For the Seaweed Salad:

Marinated Cucumbers (recipe follows)

1 – 4 1/2 ounce package pre seasoned seaweed salad, thawed. I bought mine frozen at the Asian grocery store.

1 ounce of fresh ahi tuna, chopped fine

1 TBS masago

Place a layer of the marinated cucumbers onto two small plates.  Top each with a divided amount of the seaweed salad.  Top each salad with the chopped tuna and masago.  Served chilled!!!

 

Marinated Cucumbers:

2 English Cucumbers

1 cup rice vinegar

2 tsp light soy sauce

1 2” node of fresh ginger, grated

1 tsp kosher salt

Using a turning slicer, spiral out the 2 cucumbers.  Just an fyi: I don’t peel mine.  Combine the remaining ingredients in a container with a tight fitting lid.  Add the cucumbers. Mix well. Refrigerate for at least several hours or preferably overnight.

 

Seared Tuna

Seared Tuna

Seared Tuna

Seared Tuna and Seaweed Salad

 Of all things… right here in our little town, we have a great place to eat sushi.  I have everything I need to make sushi in my very own kitchen and have made it a few times!  It was delicious but VERY time consuming and did not compare to the sushi that we get at our little hometown restaurant!!!  Really gave me a great appreciation for the sushi chefs out there!!!  They also have a great seaweed salad and until recently, was not aware that I can get the seaweed salad from the Asian Grocery store where I buy most of my Asian ingredients.

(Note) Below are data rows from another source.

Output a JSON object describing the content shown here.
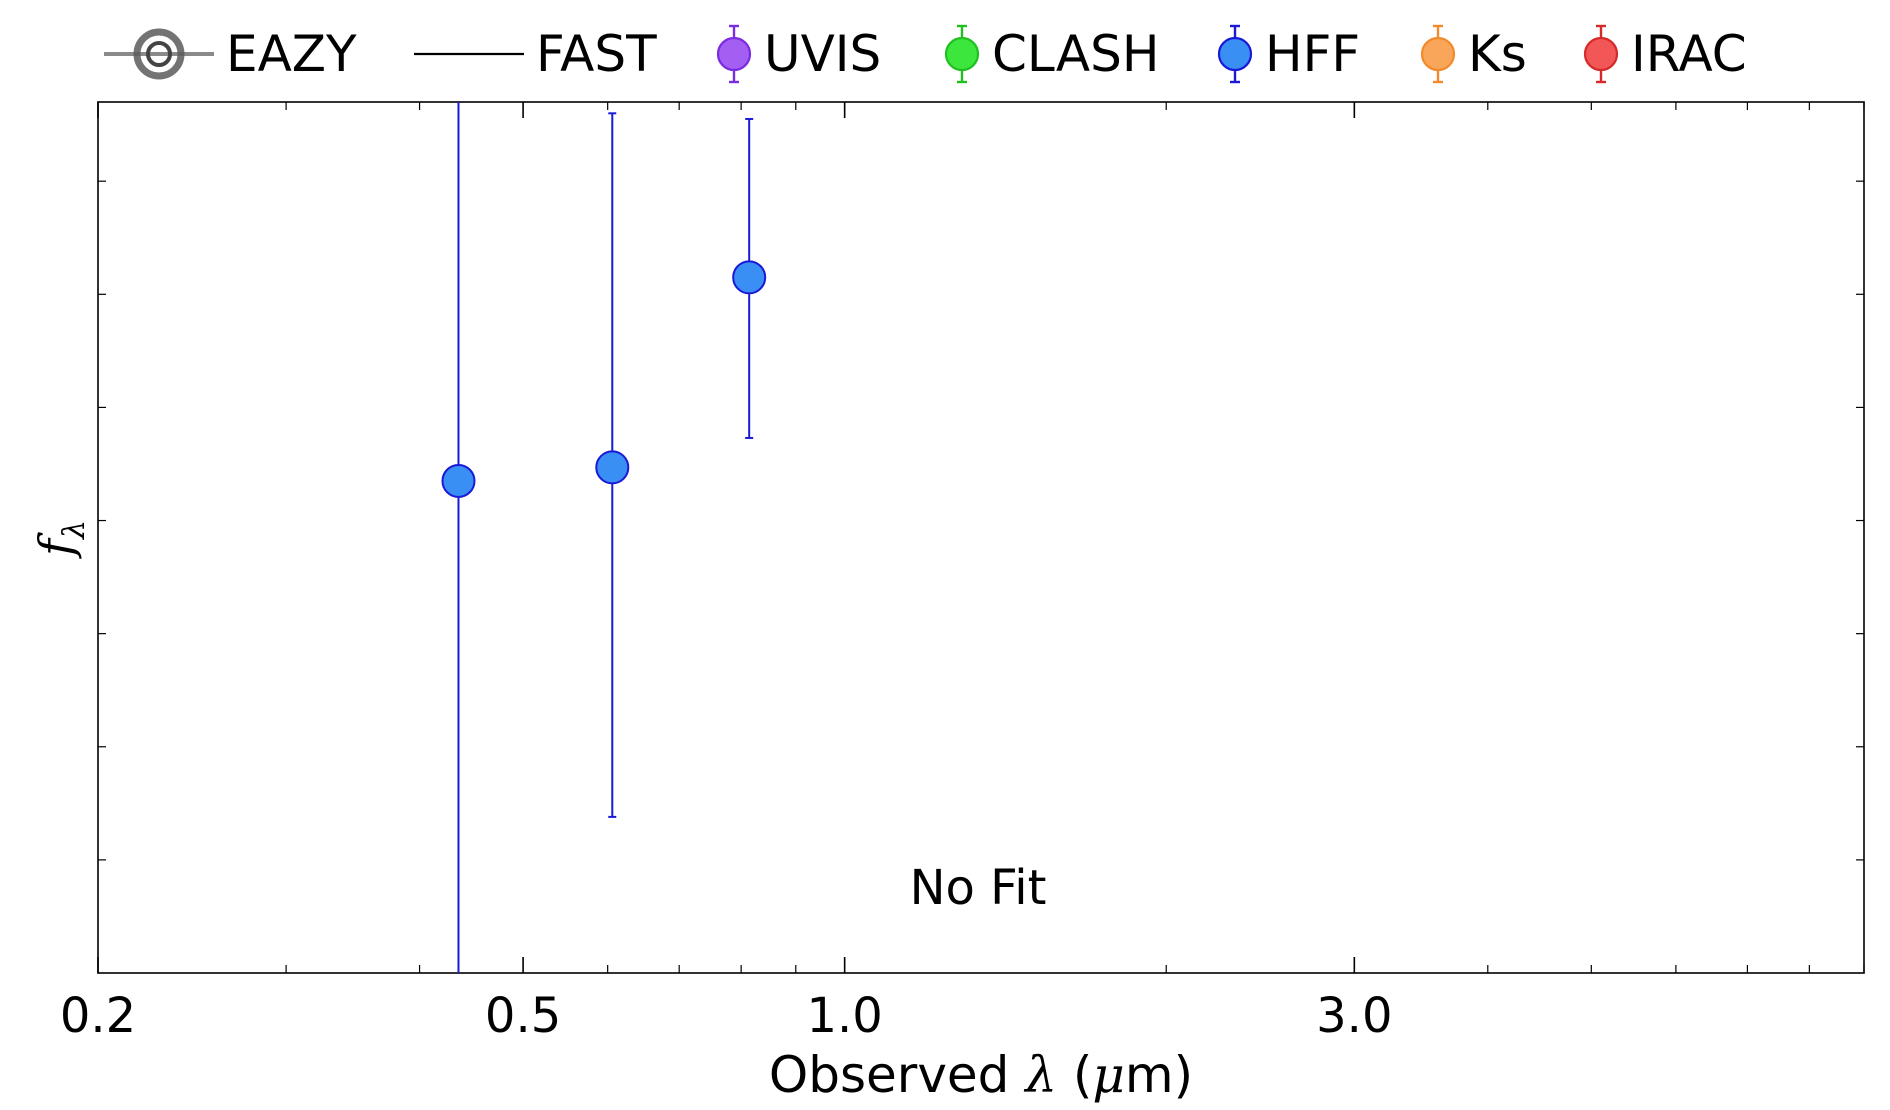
{
  "chart_data": {
    "type": "scatter",
    "x_scale": "log",
    "xlim": [
      0.2,
      9.0
    ],
    "ylim": [
      0,
      7.7
    ],
    "xlabel_main": "Observed ",
    "xlabel_lambda": "λ",
    "xlabel_unit_open": " (",
    "xlabel_mu": "μ",
    "xlabel_unit_close": "m)",
    "ylabel_f": "f",
    "ylabel_sub": "λ",
    "x_ticks": [
      {
        "value": 0.2,
        "label": "0.2"
      },
      {
        "value": 0.5,
        "label": "0.5"
      },
      {
        "value": 1.0,
        "label": "1.0"
      },
      {
        "value": 3.0,
        "label": "3.0"
      }
    ],
    "annotation": "No Fit",
    "legend": [
      {
        "label": "EAZY",
        "marker": "eazy",
        "color": "#777777"
      },
      {
        "label": "FAST",
        "marker": "line",
        "color": "#000000"
      },
      {
        "label": "UVIS",
        "marker": "errpoint",
        "color": "#a35ef2",
        "edge": "#7b2be0"
      },
      {
        "label": "CLASH",
        "marker": "errpoint",
        "color": "#3de63d",
        "edge": "#20c020"
      },
      {
        "label": "HFF",
        "marker": "errpoint",
        "color": "#3a8ff5",
        "edge": "#1a1ad6"
      },
      {
        "label": "Ks",
        "marker": "errpoint",
        "color": "#f9a65a",
        "edge": "#f08a2a"
      },
      {
        "label": "IRAC",
        "marker": "errpoint",
        "color": "#f25656",
        "edge": "#d42a2a"
      }
    ],
    "series": [
      {
        "name": "HFF",
        "color": "#3a8ff5",
        "edge": "#1a1ad6",
        "points": [
          {
            "x": 0.435,
            "y": 4.35,
            "ylow": -1.0,
            "yhigh": 8.5
          },
          {
            "x": 0.606,
            "y": 4.47,
            "ylow": 1.38,
            "yhigh": 7.6
          },
          {
            "x": 0.814,
            "y": 6.15,
            "ylow": 4.73,
            "yhigh": 7.55
          }
        ]
      }
    ]
  }
}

I bought a pre seasoned frozen package and it was very good.  I have read a lot of recipes for using the dried seaweed.  I just thought I would start here.  While over there, we darted into Mosley’s Meat Market and picked up some FRESH Ahi Tuna!!!  Now, this IS something easy to do in my own kitchen and better than any we can get at a restaurant!!!  So, here is how we cooked our Seared Tuna and Seaweed salad…

 

For the seared tuna:

2 – 8 ounce Ahi Tuna Steaks

kosher salt

2 TBS White sesame seeds

2 TBS Black sesame seeds

2 TBS canola oil (I have used grape seed oil)

1 tsp sesame oil

Light soy

Pickled ginger

wasabi

Cooking Instructions:

Lightly season the tuna steaks with the salt on top and bottom.  Mix the two colors of sesame seeds on a small plate.  Press the tuna steaks into the seeds on the top and bottom.  You want to make sure the seeds coat the steaks on each side.  Heat both of the oils in a medium skillet over high heat.  Let the oils get very hot.  Sear the tuna steaks for 45 seconds on each side.  Transfer to a serving plate and slice thin.  Serve with light soy, pickled, ginger, and wasabi.